Though they offer similar products – both groups stream their content live over the Internet before archiving and redistributing programs on various websites – each has its own style.

“This is not radio; it is webcasting,” Spearman said, referring to what he sees as a primary difference between the two companies. “Webcasting is a brand-new media. We’re probably two to three years ahead of our time in this format.”

“We take your online world and offline world and we merge them,” Goodwin said. “And we encourage our – we don’t even call them hosts, we call them connectors – we encourage them to come in and connect with the other connectors.”

Goodwin said Worldwide Amplified, which operates as Des Moines Amplified, runs lean and mean, using $99 USB webcams to record its connectors’ self-produced shows. Spearman has taken Des Moines Local Live on another route.

“To have good content and to run a good show, it needs to be produced,” Spearman said, adding that his staff handles the redeployment of hosts’ content on sites such as www.justin.tv. “When the hosts go in and do their shows, they are concentrated on their shows, not worrying about running equipment,” he said.

Goodwin said he and his partners teach Des Moines Amplified’s personalities how to redistribute their content, which is broadcast live via www.livestream.com and available on demand at www.desmoinesamplified.com and on websites such as www.blip.tv. The partners also are available to offer technical support when needed.

“We understand the live portion isn’t the most important thing,” Goodwin said. “It is pushing that content out where it is there in perpetuity, someplace where you can download it again and again and again.”

In November, Des Moines Local Live began offering access to its content through the iTunes Store. About two months ago, the company launched smartphone applications that allow its audience to consume content on Apple Inc.’s iPad and other mobile devices.

“We’ll build to over 20 distribution sites,” Spearman said. “So it gives people all sorts of avenues to listen or to watch our shows.”

By the end of the first quarter, Spearman said, Des Moines Local Live, which includes programs such as Michael Libbie’s “Insight on Business” and Liz Nead’s “Nead Inspiration,” hopes to have 40 hosts on its roster.

Des Moines Amplified features shows such as “Leadership Cocktail With Jeff Hannah,” “Des Moines Sports Freaks” and “Double A Serious Comedy,” as well as a number of faith-based programs.

Goodwin would like to see Worldwide Amplified sites in cities such as Chicago, Houston and Los Angeles.

“We are preparing to offer these Amplified locations as a franchise,” Goodwin said, adding that he has already received about 50 inquiries on that possibility. “We anticipate this being a worldwide operation in the next five years.”

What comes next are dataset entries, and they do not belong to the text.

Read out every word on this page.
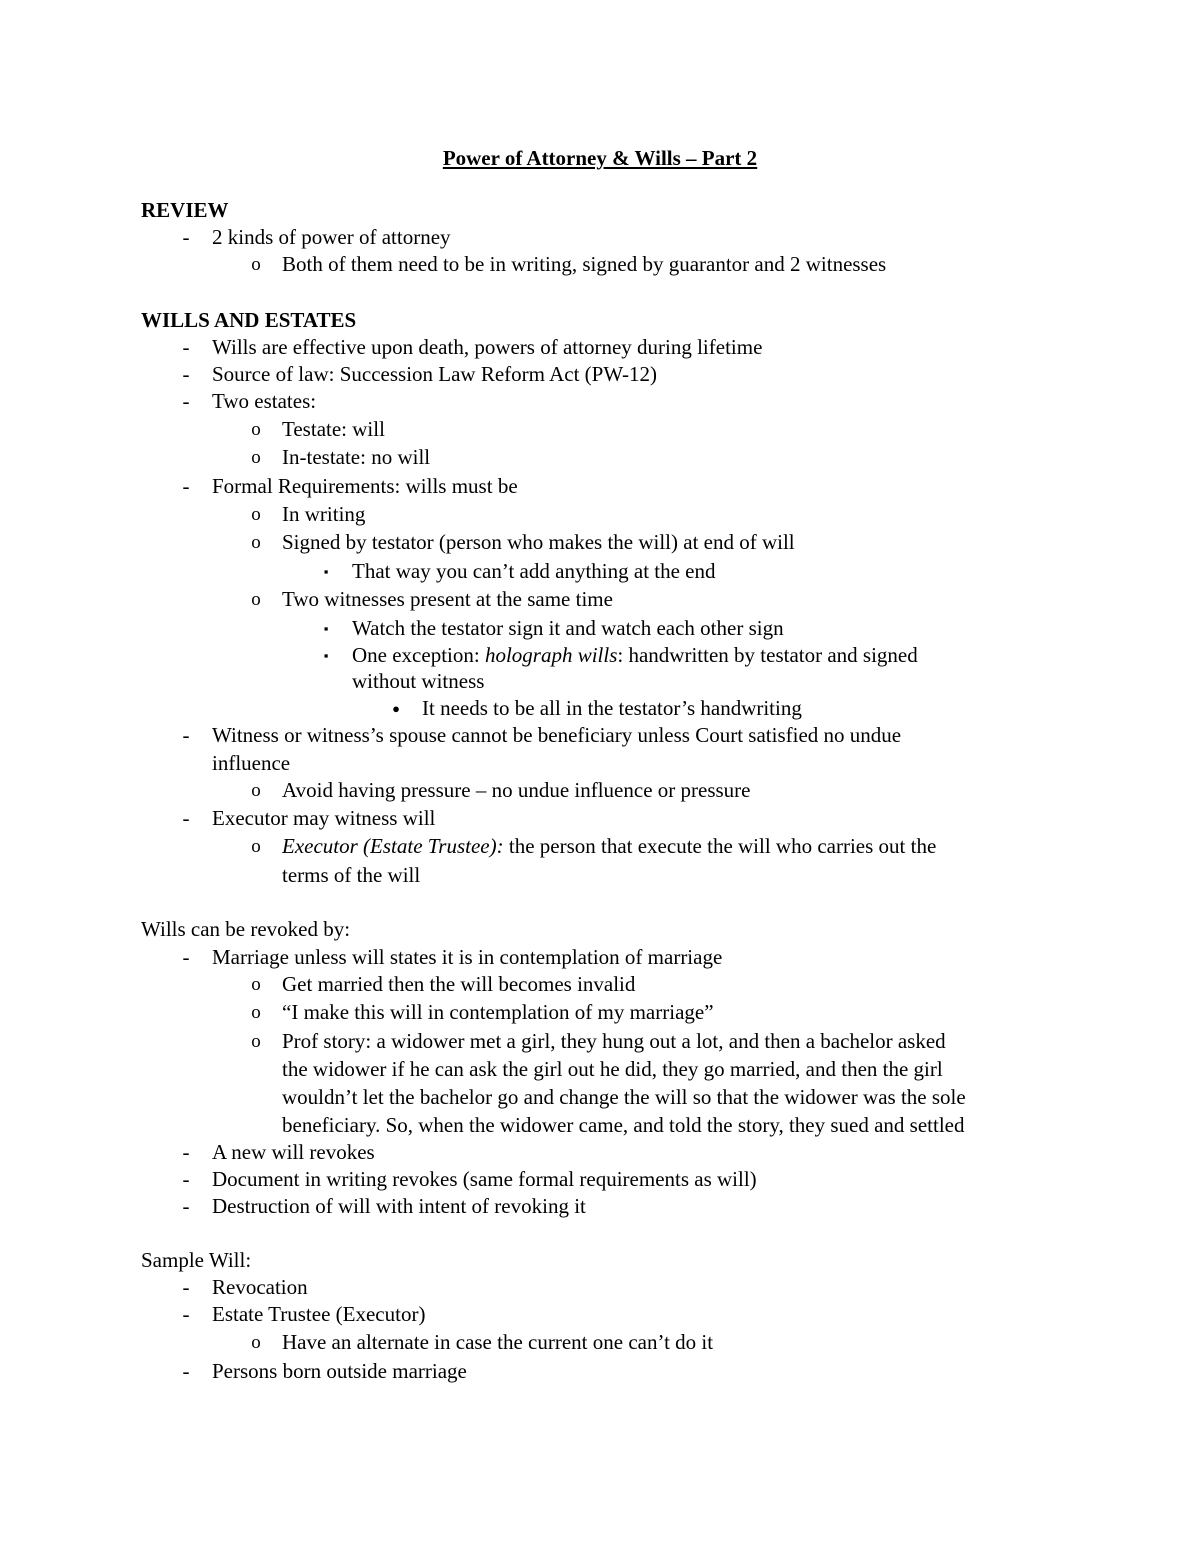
Power of Attorney & Wills – Part 2
REVIEW
-	2 kinds of power of attorney
o Both of them need to be in writing, signed by guarantor and 2 witnesses
WILLS AND ESTATES
-	Wills are effective upon death, powers of attorney during lifetime
-	Source of law: Succession Law Reform Act (PW-12)
-	Two estates:
o Testate: will
o In-testate: no will
-	Formal Requirements: wills must be
o In writing
o Signed by testator (person who makes the will) at end of will
▪	That way you can’t add anything at the end
o Two witnesses present at the same time
▪	Watch the testator sign it and watch each other sign
▪	One exception: holograph wills: handwritten by testator and signed
without witness
● It needs to be all in the testator’s handwriting
-	Witness or witness’s spouse cannot be beneficiary unless Court satisfied no undue
influence
o Avoid having pressure – no undue influence or pressure
-	Executor may witness will
o Executor (Estate Trustee): the person that execute the will who carries out the
terms of the will
Wills can be revoked by:
-	Marriage unless will states it is in contemplation of marriage
o Get married then the will becomes invalid
o “I make this will in contemplation of my marriage”
o Prof story: a widower met a girl, they hung out a lot, and then a bachelor asked
the widower if he can ask the girl out he did, they go married, and then the girl
wouldn’t let the bachelor go and change the will so that the widower was the sole
beneficiary. So, when the widower came, and told the story, they sued and settled
-	A new will revokes
-	Document in writing revokes (same formal requirements as will)
-	Destruction of will with intent of revoking it
Sample Will:
-	Revocation
-	Estate Trustee (Executor)
o Have an alternate in case the current one can’t do it
-	Persons born outside marriage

Des Moines Local Live relies on sponsorships and advertising sales to pay the bills, whereas Goodwin said Des Moines Amplified, in addition to its trademarked Amplified Cash advertising-sales model, rents out its studio space and conference room in order to get paid.

“We don’t have to pull a salary out of here,” Goodwin said, noting that he and his partners have no employees. “That’s a good thing. We are able to commit our time to move this thing forward and take our time to build the business slowly and successfully.”

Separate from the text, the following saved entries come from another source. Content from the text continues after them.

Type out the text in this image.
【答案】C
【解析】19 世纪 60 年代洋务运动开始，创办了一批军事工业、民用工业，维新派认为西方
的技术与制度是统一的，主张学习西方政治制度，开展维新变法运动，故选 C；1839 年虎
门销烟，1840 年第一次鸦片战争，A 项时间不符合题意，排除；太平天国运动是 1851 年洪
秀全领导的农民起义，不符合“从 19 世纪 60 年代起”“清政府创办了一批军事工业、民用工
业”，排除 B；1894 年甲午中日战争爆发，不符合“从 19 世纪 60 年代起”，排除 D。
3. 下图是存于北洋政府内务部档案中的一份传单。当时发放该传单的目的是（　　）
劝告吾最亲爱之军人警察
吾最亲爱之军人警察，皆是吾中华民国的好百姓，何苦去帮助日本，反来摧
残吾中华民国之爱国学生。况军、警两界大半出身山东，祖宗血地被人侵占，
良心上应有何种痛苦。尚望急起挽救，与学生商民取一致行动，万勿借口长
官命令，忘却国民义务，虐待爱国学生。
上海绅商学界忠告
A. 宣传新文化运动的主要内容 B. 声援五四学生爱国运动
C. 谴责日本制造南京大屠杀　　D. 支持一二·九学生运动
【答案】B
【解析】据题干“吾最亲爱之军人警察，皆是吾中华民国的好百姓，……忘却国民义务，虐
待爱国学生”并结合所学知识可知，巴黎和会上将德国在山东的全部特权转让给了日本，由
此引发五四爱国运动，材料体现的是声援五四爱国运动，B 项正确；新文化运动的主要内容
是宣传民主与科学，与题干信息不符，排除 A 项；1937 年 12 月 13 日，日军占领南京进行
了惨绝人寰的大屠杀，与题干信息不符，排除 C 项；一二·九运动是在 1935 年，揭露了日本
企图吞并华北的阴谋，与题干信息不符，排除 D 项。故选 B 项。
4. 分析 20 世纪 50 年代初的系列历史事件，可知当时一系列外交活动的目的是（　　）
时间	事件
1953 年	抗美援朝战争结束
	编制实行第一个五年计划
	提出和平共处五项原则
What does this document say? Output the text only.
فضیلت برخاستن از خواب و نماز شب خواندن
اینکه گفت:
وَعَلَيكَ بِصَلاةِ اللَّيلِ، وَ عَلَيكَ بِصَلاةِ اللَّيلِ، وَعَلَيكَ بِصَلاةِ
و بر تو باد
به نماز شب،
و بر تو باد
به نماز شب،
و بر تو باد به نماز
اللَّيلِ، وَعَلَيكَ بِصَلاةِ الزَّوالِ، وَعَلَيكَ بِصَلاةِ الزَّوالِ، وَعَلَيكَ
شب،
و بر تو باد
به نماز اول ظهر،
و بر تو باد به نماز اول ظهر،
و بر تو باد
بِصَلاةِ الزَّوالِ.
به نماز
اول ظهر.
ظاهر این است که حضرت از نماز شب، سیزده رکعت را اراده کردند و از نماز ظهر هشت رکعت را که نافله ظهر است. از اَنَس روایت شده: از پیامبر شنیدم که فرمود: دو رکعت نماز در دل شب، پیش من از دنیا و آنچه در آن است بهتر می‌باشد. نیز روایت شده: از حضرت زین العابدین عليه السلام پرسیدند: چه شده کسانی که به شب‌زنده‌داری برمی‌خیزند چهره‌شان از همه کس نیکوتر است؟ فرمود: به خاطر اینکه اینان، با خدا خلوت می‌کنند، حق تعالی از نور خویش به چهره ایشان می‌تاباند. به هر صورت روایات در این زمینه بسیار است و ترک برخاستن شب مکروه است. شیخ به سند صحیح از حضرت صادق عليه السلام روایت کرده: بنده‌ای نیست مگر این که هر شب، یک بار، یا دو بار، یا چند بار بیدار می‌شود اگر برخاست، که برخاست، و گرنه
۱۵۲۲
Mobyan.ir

“We’d like to find somebody else that did this so we could call for some answers, but instead, we are the pioneers,” McKoy said. “We’re out cutting down branches and killing buffalo and trying to figure out how this works.”

Spearman said shows produced for www.webcastonelive.com typically attract more than 60,000 viewers and listeners each month across all distribution channels.

According to Goodwin, www.desmoinesamplified.com has received more than 1.3 million page views since Sept. 1.